Apesar de suas práticas questionáveis, é inegável que Parker deixou uma contribuição no campo da odontologia. Ele acreditava em tornar os cuidados de saúde acessíveis e não cobrava por avaliações preliminares. Ele distribuía vales, permitindo que pacientes sem recursos utilizassem crédito para obter tratamento, além de educar o público sobre a importância da higiene bucal.

O Dr. Amid Ismail, reitor da Escola de Odontologia Maurice H. Kornberg da Universidade de Temple, afirmou que o legado mais inegável de Parker para a odontologia foi sua influência no desenvolvimento da ética profissional. Suas ações questionáveis e seu comportamento de charlatanismo levaram a uma reflexão dentro da profissão, impulsionando o aprimoramento das práticas éticas e a defesa dos interesses dos pacientes.

Anúncio que apareceu no 
AJO-DO em 1931 sobre Painless Parker e o ER Parker System.

Embora sua abordagem tenha sido controversa, não se pode negar que Painless Parker teve um impacto significativo no campo da odontologia, levando a uma maior conscientização sobre a importância dos cuidados dentários e contribuindo para a evolução da ética profissional na área.

Atualmente, uma seção das exposições no museu da Universidade de Temple é dedicada a Painless Parker.
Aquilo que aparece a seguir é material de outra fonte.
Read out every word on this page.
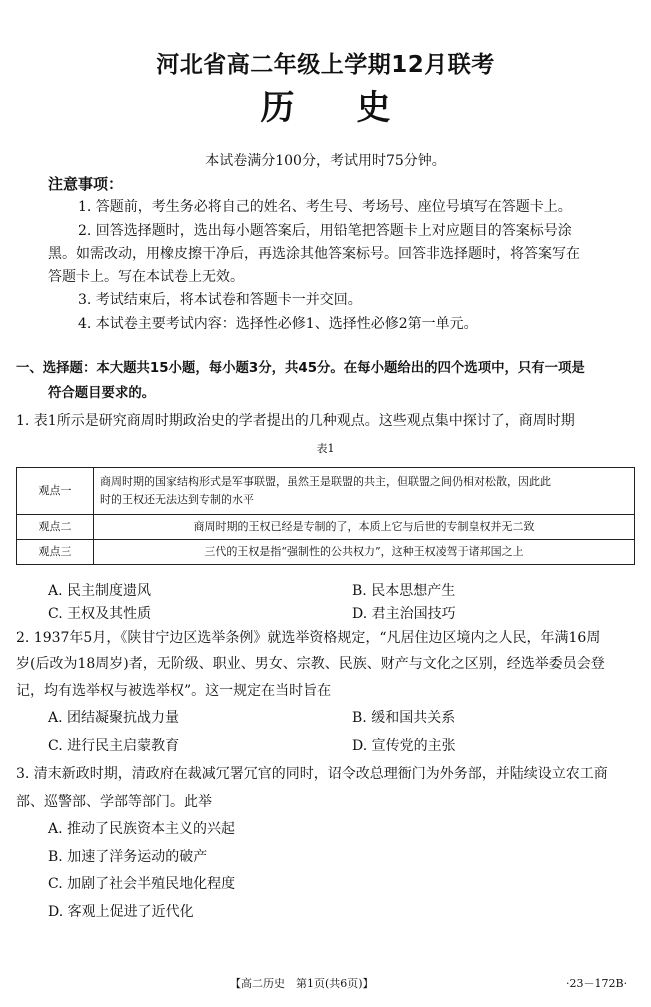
河北省高二年级上学期12月联考
历 史
本试卷满分100分，考试用时75分钟。
注意事项：
1. 答题前，考生务必将自己的姓名、考生号、考场号、座位号填写在答题卡上。
2. 回答选择题时，选出每小题答案后，用铅笔把答题卡上对应题目的答案标号涂
黑。如需改动，用橡皮擦干净后，再选涂其他答案标号。回答非选择题时，将答案写在
答题卡上。写在本试卷上无效。
3. 考试结束后，将本试卷和答题卡一并交回。
4. 本试卷主要考试内容：选择性必修1、选择性必修2第一单元。
一、选择题：本大题共15小题，每小题3分，共45分。在每小题给出的四个选项中，只有一项是
符合题目要求的。
1. 表1所示是研究商周时期政治史的学者提出的几种观点。这些观点集中探讨了，商周时期
表1
观点一	商周时期的国家结构形式是军事联盟，虽然王是联盟的共主，但联盟之间仍相对松散，因此此
时的王权还无法达到专制的水平

观点二	商周时期的王权已经是专制的了，本质上它与后世的专制皇权并无二致
观点三	三代的王权是指“强制性的公共权力”，这种王权凌驾于诸邦国之上
A. 民主制度遗风	B. 民本思想产生
C. 王权及其性质	D. 君主治国技巧
2. 1937年5月，《陕甘宁边区选举条例》就选举资格规定，“凡居住边区境内之人民，年满16周
岁(后改为18周岁)者，无阶级、职业、男女、宗教、民族、财产与文化之区别，经选举委员会登
记，均有选举权与被选举权”。这一规定在当时旨在
A. 团结凝聚抗战力量	B. 缓和国共关系
C. 进行民主启蒙教育	D. 宣传党的主张
3. 清末新政时期，清政府在裁减冗署冗官的同时，诏令改总理衙门为外务部，并陆续设立农工商
部、巡警部、学部等部门。此举
A. 推动了民族资本主义的兴起
B. 加速了洋务运动的破产
C. 加剧了社会半殖民地化程度
D. 客观上促进了近代化
【高二历史　第1页(共6页)】	·23－172B·
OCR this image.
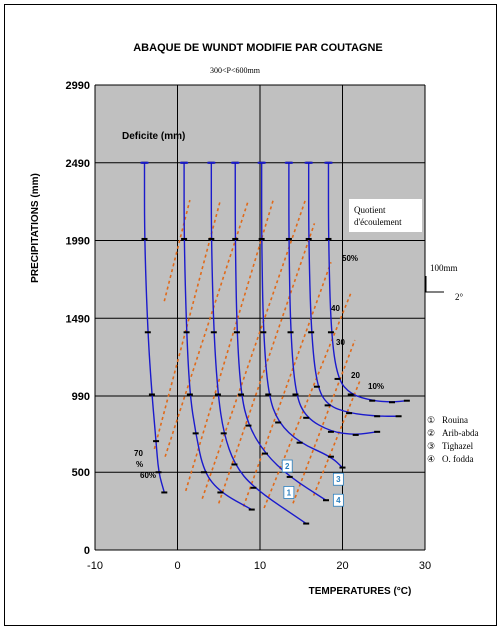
ABAQUE DE WUNDT MODIFIE PAR COUTAGNE
300<P<600mm
-10	0	10	20	30
0
500
990
1490
1990
2490
2990
TEMPERATURES (°C)
PRECIPITATIONS (mm)
Deficite (mm)
Quotient
d'écoulement
100mm
2°
50%
40
30
20
10%
70
%
60%
1
2
3
4
① Rouina
② Arib-abda
③ Tighazel
④ O. fodda
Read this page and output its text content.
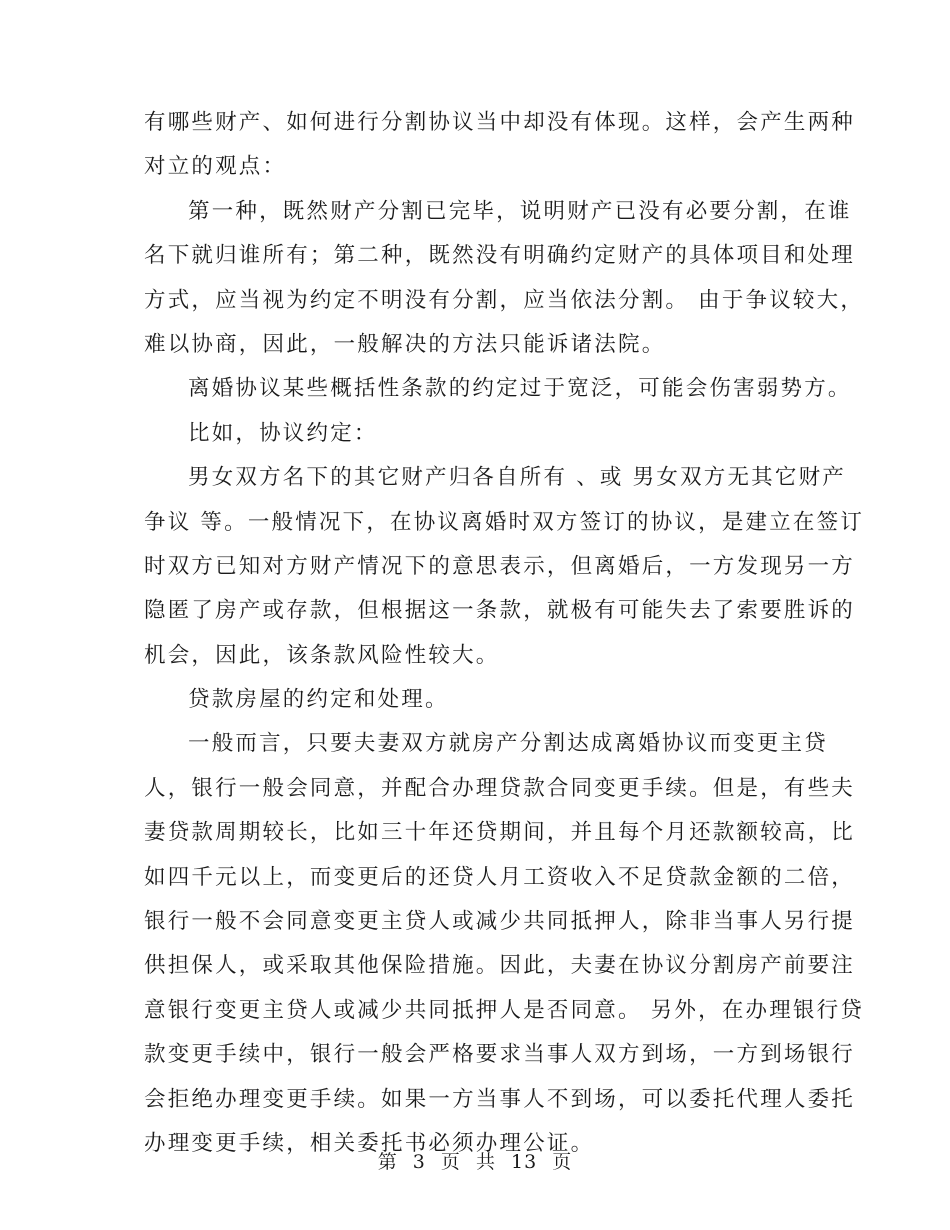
有哪些财产、如何进行分割协议当中却没有体现。这样，会产生两种
对立的观点：
第一种，既然财产分割已完毕，说明财产已没有必要分割，在谁
名下就归谁所有；第二种，既然没有明确约定财产的具体项目和处理
方式，应当视为约定不明没有分割，应当依法分割。 由于争议较大，
难以协商，因此，一般解决的方法只能诉诸法院。
离婚协议某些概括性条款的约定过于宽泛，可能会伤害弱势方。
比如，协议约定：
男女双方名下的其它财产归各自所有 、或 男女双方无其它财产
争议 等。一般情况下，在协议离婚时双方签订的协议，是建立在签订
时双方已知对方财产情况下的意思表示，但离婚后，一方发现另一方
隐匿了房产或存款，但根据这一条款，就极有可能失去了索要胜诉的
机会，因此，该条款风险性较大。
贷款房屋的约定和处理。
一般而言，只要夫妻双方就房产分割达成离婚协议而变更主贷
人，银行一般会同意，并配合办理贷款合同变更手续。但是，有些夫
妻贷款周期较长，比如三十年还贷期间，并且每个月还款额较高，比
如四千元以上，而变更后的还贷人月工资收入不足贷款金额的二倍，
银行一般不会同意变更主贷人或减少共同抵押人，除非当事人另行提
供担保人，或采取其他保险措施。因此，夫妻在协议分割房产前要注
意银行变更主贷人或减少共同抵押人是否同意。 另外，在办理银行贷
款变更手续中，银行一般会严格要求当事人双方到场，一方到场银行
会拒绝办理变更手续。如果一方当事人不到场，可以委托代理人委托
办理变更手续，相关委托书必须办理公证。

第 3 页 共 13 页
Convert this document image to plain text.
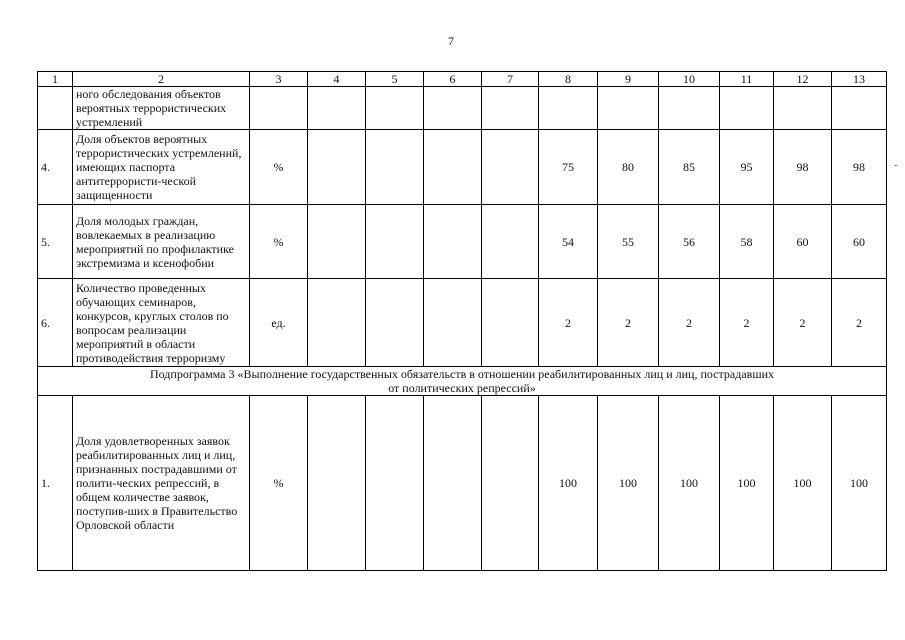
7
1	2	3	4	5	6	7	8	9	10	11	12	13
	ного обследования объектов вероятных террористических устремлений											
4.	Доля объектов вероятных террористических устремлений, имеющих паспорта антитеррористи-ческой защищенности	%					75	80	85	95	98	98
5.	Доля молодых граждан, вовлекаемых в реализацию мероприятий по профилактике экстремизма и ксенофобии	%					54	55	56	58	60	60
6.	Количество проведенных обучающих семинаров, конкурсов, круглых столов по вопросам реализации мероприятий в области противодействия терроризму	ед.					2	2	2	2	2	2

Подпрограмма 3 «Выполнение государственных обязательств в отношении реабилитированных лиц и лиц, пострадавших
от политических репрессий»												

1.	Доля удовлетворенных заявок реабилитированных лиц и лиц, признанных пострадавшими от полити-ческих репрессий, в общем количестве заявок, поступив-ших в Правительство Орловской области	%					100	100	100	100	100	100
-
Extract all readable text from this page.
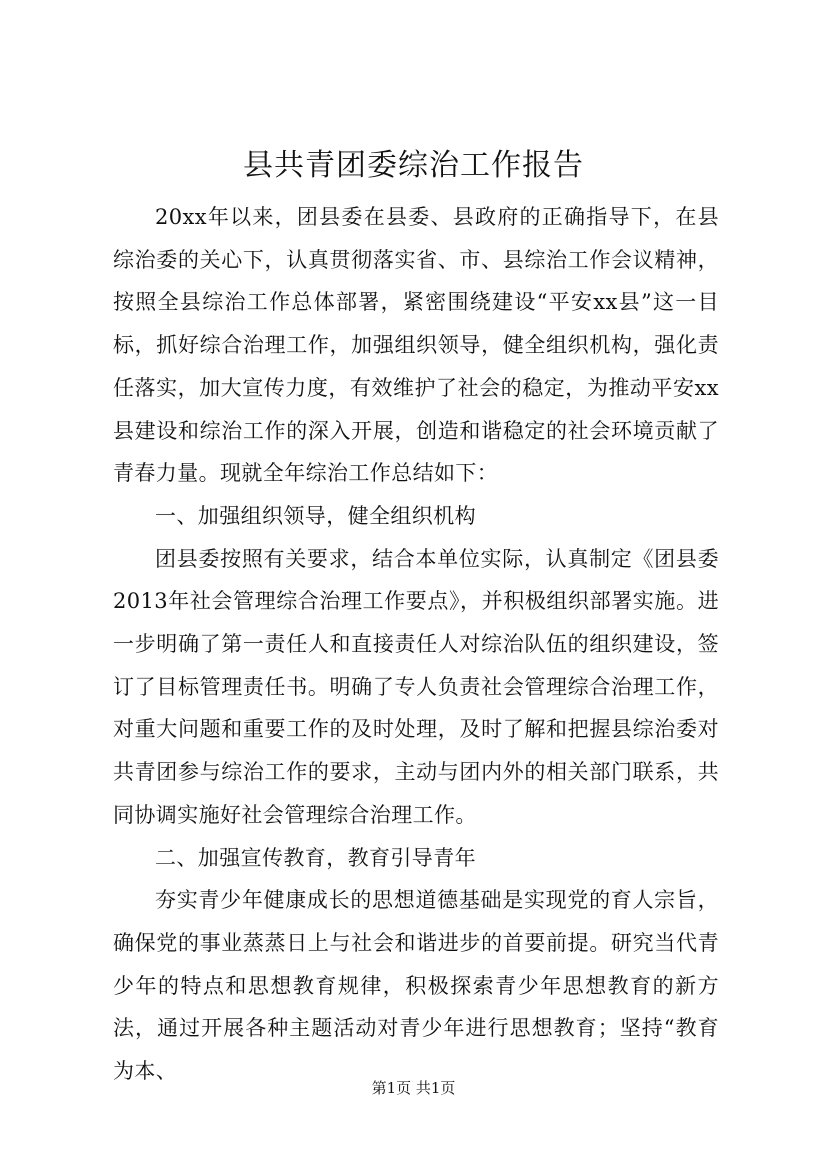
县共青团委综治工作报告

20xx年以来，团县委在县委、县政府的正确指导下，在县综治委的关心下，认真贯彻落实省、市、县综治工作会议精神，按照全县综治工作总体部署，紧密围绕建设“平安xx县”这一目标，抓好综合治理工作，加强组织领导，健全组织机构，强化责任落实，加大宣传力度，有效维护了社会的稳定，为推动平安xx县建设和综治工作的深入开展，创造和谐稳定的社会环境贡献了青春力量。现就全年综治工作总结如下：

一、加强组织领导，健全组织机构

团县委按照有关要求，结合本单位实际，认真制定《团县委2013年社会管理综合治理工作要点》，并积极组织部署实施。进一步明确了第一责任人和直接责任人对综治队伍的组织建设，签订了目标管理责任书。明确了专人负责社会管理综合治理工作，对重大问题和重要工作的及时处理，及时了解和把握县综治委对共青团参与综治工作的要求，主动与团内外的相关部门联系，共同协调实施好社会管理综合治理工作。

二、加强宣传教育，教育引导青年

夯实青少年健康成长的思想道德基础是实现党的育人宗旨，确保党的事业蒸蒸日上与社会和谐进步的首要前提。研究当代青少年的特点和思想教育规律，积极探索青少年思想教育的新方法，通过开展各种主题活动对青少年进行思想教育；坚持“教育为本、

第1页 共1页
Nessa seção, os visitantes têm a oportunidade de observar uma seleção de ferramentas odontológicas que Parker usou em sua prática, incluindo o famoso colar feito com dentes extraídos e um balde contendo os dentes que Parker extraiu ao longo de sua carreira.

Uma demonstração da Painless Parker no Brooklyn, Nova York, ca. 
1910-1915

Esses artefatos proporcionam aos visitantes uma perspectiva fascinante sobre as técnicas e instrumentos odontológicos do passado, além de oferecer um vislumbre da notoriedade e da abordagem única de Painless Parker em relação à extração dentária. Ao explorar essa seção do museu, os visitantes podem obter um entendimento mais aprofundado da história da odontologia e da figura intrigante que foi Painless Parker, cuja vida e práticas deixaram uma marca duradoura no campo odontológico.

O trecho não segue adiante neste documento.